User-defined functions with Snowpark in Snowflake - Time & Space Complexity
When using user-defined functions (UDFs) with Snowpark, it is important to understand how the execution time changes as the amount of data grows.
We want to know how the number of times the UDF runs affects the total work done.
Analyze the time complexity of applying a UDF to a Snowflake table column.
from snowflake.snowpark import Session
from snowflake.snowpark.functions import udf
session = Session.builder.configs({...}).create()
@udf
def add_one(x: int) -> int:
return x + 1
df = session.table("numbers")
df = df.select(add_one(df["value"]).alias("value_plus_one"))
df.collect()
This code defines a simple UDF that adds one to a number, applies it to each row in the "numbers" table, and collects the results.

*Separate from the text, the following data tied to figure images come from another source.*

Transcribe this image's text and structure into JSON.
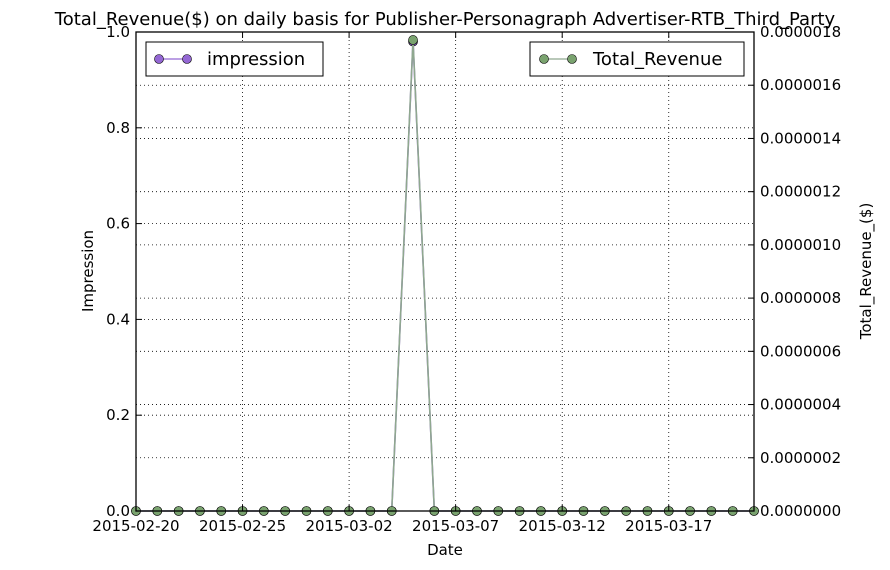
{
  "chart_data": {
    "type": "line",
    "title": "Total_Revenue($) on daily basis for Publisher-Personagraph Advertiser-RTB_Third_Party",
    "xlabel": "Date",
    "ylabel_left": "Impression",
    "ylabel_right": "Total_Revenue_($)",
    "x_tick_labels": [
      "2015-02-20",
      "2015-02-25",
      "2015-03-02",
      "2015-03-07",
      "2015-03-12",
      "2015-03-17"
    ],
    "y_left_tick_labels": [
      "0.0",
      "0.2",
      "0.4",
      "0.6",
      "0.8",
      "1.0"
    ],
    "y_right_tick_labels": [
      "0.0000000",
      "0.0000002",
      "0.0000004",
      "0.0000006",
      "0.0000008",
      "0.0000010",
      "0.0000012",
      "0.0000014",
      "0.0000016",
      "0.0000018"
    ],
    "ylim_left": [
      0,
      1.0
    ],
    "ylim_right": [
      0,
      1.8e-06
    ],
    "xlim": [
      "2015-02-20",
      "2015-03-21"
    ],
    "grid": true,
    "x": [
      "2015-02-20",
      "2015-02-21",
      "2015-02-22",
      "2015-02-23",
      "2015-02-24",
      "2015-02-25",
      "2015-02-26",
      "2015-02-27",
      "2015-02-28",
      "2015-03-01",
      "2015-03-02",
      "2015-03-03",
      "2015-03-04",
      "2015-03-05",
      "2015-03-06",
      "2015-03-07",
      "2015-03-08",
      "2015-03-09",
      "2015-03-10",
      "2015-03-11",
      "2015-03-12",
      "2015-03-13",
      "2015-03-14",
      "2015-03-15",
      "2015-03-16",
      "2015-03-17",
      "2015-03-18",
      "2015-03-19",
      "2015-03-20",
      "2015-03-21"
    ],
    "series": [
      {
        "name": "impression",
        "axis": "left",
        "color": "#9467d4",
        "marker_color": "#9467d4",
        "legend_position": "top-left",
        "values": [
          0,
          0,
          0,
          0,
          0,
          0,
          0,
          0,
          0,
          0,
          0,
          0,
          0,
          0.98,
          0,
          0,
          0,
          0,
          0,
          0,
          0,
          0,
          0,
          0,
          0,
          0,
          0,
          0,
          0,
          0
        ]
      },
      {
        "name": "Total_Revenue",
        "axis": "right",
        "color": "#8fa88f",
        "marker_color": "#7aa36f",
        "legend_position": "top-right",
        "values": [
          0,
          0,
          0,
          0,
          0,
          0,
          0,
          0,
          0,
          0,
          0,
          0,
          0,
          1.77e-06,
          0,
          0,
          0,
          0,
          0,
          0,
          0,
          0,
          0,
          0,
          0,
          0,
          0,
          0,
          0,
          0
        ]
      }
    ]
  }
}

Look at what happens repeatedly when this code runs.
- Primary operation: The UDF is called once for each row in the table.
- How many times: Equal to the number of rows in the "numbers" table.
As the number of rows increases, the UDF runs more times, directly matching the row count.
| Input Size (n) | Approx. Api Calls/Operations |
|---|---|
| 10 | 10 UDF calls |
| 100 | 100 UDF calls |
| 1000 | 1000 UDF calls |
Pattern observation: The number of UDF calls grows directly with the number of rows.
Time Complexity: O(n)
This means the total work grows in a straight line with the number of rows processed.
[X] Wrong: "The UDF runs only once regardless of data size."
[OK] Correct: The UDF is applied to each row separately, so it runs as many times as there are rows.
Understanding how UDFs scale with data size shows you can predict performance and design efficient data processing tasks.
"What if the UDF was applied only to a filtered subset of rows? How would the time complexity change?"